For trade show exhibitors, the carnet covers the full range of display goods, demonstration equipment, and product samples. For film and television productions shooting internationally, it covers cameras, lighting equipment, and crew gear. For sports teams traveling to international competition, it covers athletic equipment. For medical device companies conducting overseas clinical demonstrations, it covers the devices themselves.

The carnet is obtained from USCIB before travel. USCIB charges an administrative fee plus a security deposit (typically a percentage of the goods' value) to cover its guaranty obligation.

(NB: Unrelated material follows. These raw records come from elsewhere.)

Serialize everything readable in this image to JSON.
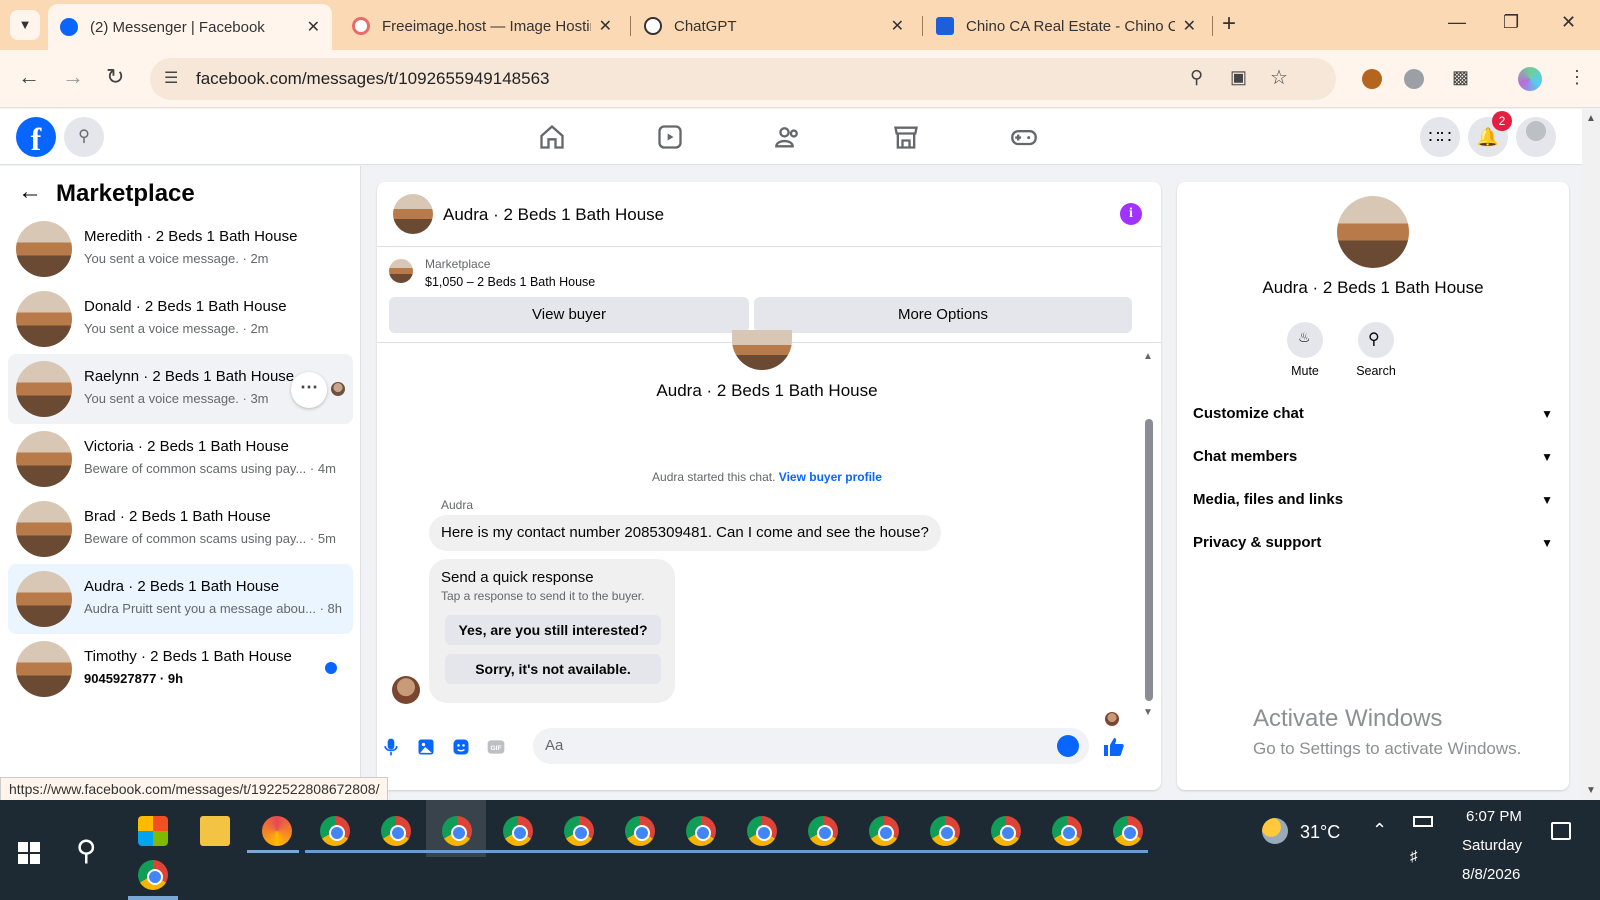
{
  "browser": {
    "tabs": [
      {
        "title": "(2) Messenger | Facebook",
        "active": true
      },
      {
        "title": "Freeimage.host — Image Hostin",
        "active": false
      },
      {
        "title": "ChatGPT",
        "active": false
      },
      {
        "title": "Chino CA Real Estate - Chino CA",
        "active": false
      }
    ],
    "url": "facebook.com/messages/t/1092655949148563",
    "status_url": "https://www.facebook.com/messages/t/1922522808672808/"
  },
  "header": {
    "notification_count": "2"
  },
  "sidebar": {
    "title": "Marketplace",
    "conversations": [
      {
        "name": "Meredith · 2 Beds 1 Bath House",
        "preview": "You sent a voice message. · 2m",
        "unread": false
      },
      {
        "name": "Donald · 2 Beds 1 Bath House",
        "preview": "You sent a voice message. · 2m",
        "unread": false
      },
      {
        "name": "Raelynn · 2 Beds 1 Bath House",
        "preview": "You sent a voice message. · 3m",
        "unread": false
      },
      {
        "name": "Victoria · 2 Beds 1 Bath House",
        "preview": "Beware of common scams using pay... · 4m",
        "unread": false
      },
      {
        "name": "Brad · 2 Beds 1 Bath House",
        "preview": "Beware of common scams using pay... · 5m",
        "unread": false
      },
      {
        "name": "Audra · 2 Beds 1 Bath House",
        "preview": "Audra Pruitt sent you a message abou... · 8h",
        "unread": false
      },
      {
        "name": "Timothy · 2 Beds 1 Bath House",
        "preview": "9045927877 · 9h",
        "unread": true
      }
    ]
  },
  "chat": {
    "title": "Audra · 2 Beds 1 Bath House",
    "marketplace_label": "Marketplace",
    "listing": "$1,050 – 2 Beds 1 Bath House",
    "view_buyer": "View buyer",
    "more_options": "More Options",
    "intro_name": "Audra · 2 Beds 1 Bath House",
    "started_text": "Audra started this chat.",
    "view_buyer_profile": "View buyer profile",
    "sender": "Audra",
    "message": "Here is my contact number 2085309481. Can I come and see the house?",
    "quick_title": "Send a quick response",
    "quick_sub": "Tap a response to send it to the buyer.",
    "quick_options": [
      "Yes, are you still interested?",
      "Sorry, it's not available."
    ],
    "composer_placeholder": "Aa"
  },
  "info_panel": {
    "name": "Audra · 2 Beds 1 Bath House",
    "mute": "Mute",
    "search": "Search",
    "sections": [
      "Customize chat",
      "Chat members",
      "Media, files and links",
      "Privacy & support"
    ]
  },
  "watermark": {
    "line1": "Activate Windows",
    "line2": "Go to Settings to activate Windows."
  },
  "taskbar": {
    "temperature": "31°C",
    "time": "6:07 PM",
    "day": "Saturday",
    "date": "8/8/2026"
  },
  "colors": {
    "facebook_blue": "#0866ff",
    "tab_strip": "#fbd9b4",
    "info_purple": "#a033ff"
  }
}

The security deposit is fully refunded when USCIB receives the properly discharged carnet back from the holder after all goods are re-exported.

Statutory Authority

This rule implements:

  • 19 U.S.C. § 66 — Authority of the CBP Commissioner to adopt regulations governing the use of customs documents and procedures, including international customs conventions
  • The A.T.A. Convention — International treaty system establishing the ATA carnet as a recognized customs document among member countries (the U.S. is a party)
  • The TECRO/AIT Agreement — Bilateral agreement functionally replicating the A.T.A. system for trade with Taiwan (with which the U.S. has no formal treaty relationship)
  • The TIR Convention — International road transport convention creating the TIR carnet for cross-border trucking

Recent Rulemakings

The core ATA carnet regulations have been largely stable since 1998 (63 FR 4168), which consolidated and updated the carnet regulations following U.S. accession to updated convention protocols. The TECRO/AIT carnet provisions were added to reflect the U.S.-Taiwan trade framework that parallels the A.T.A. Convention for non-state parties. No significant regulatory amendments have occurred since then; procedural updates are handled through CBP guidance rather than regulatory change.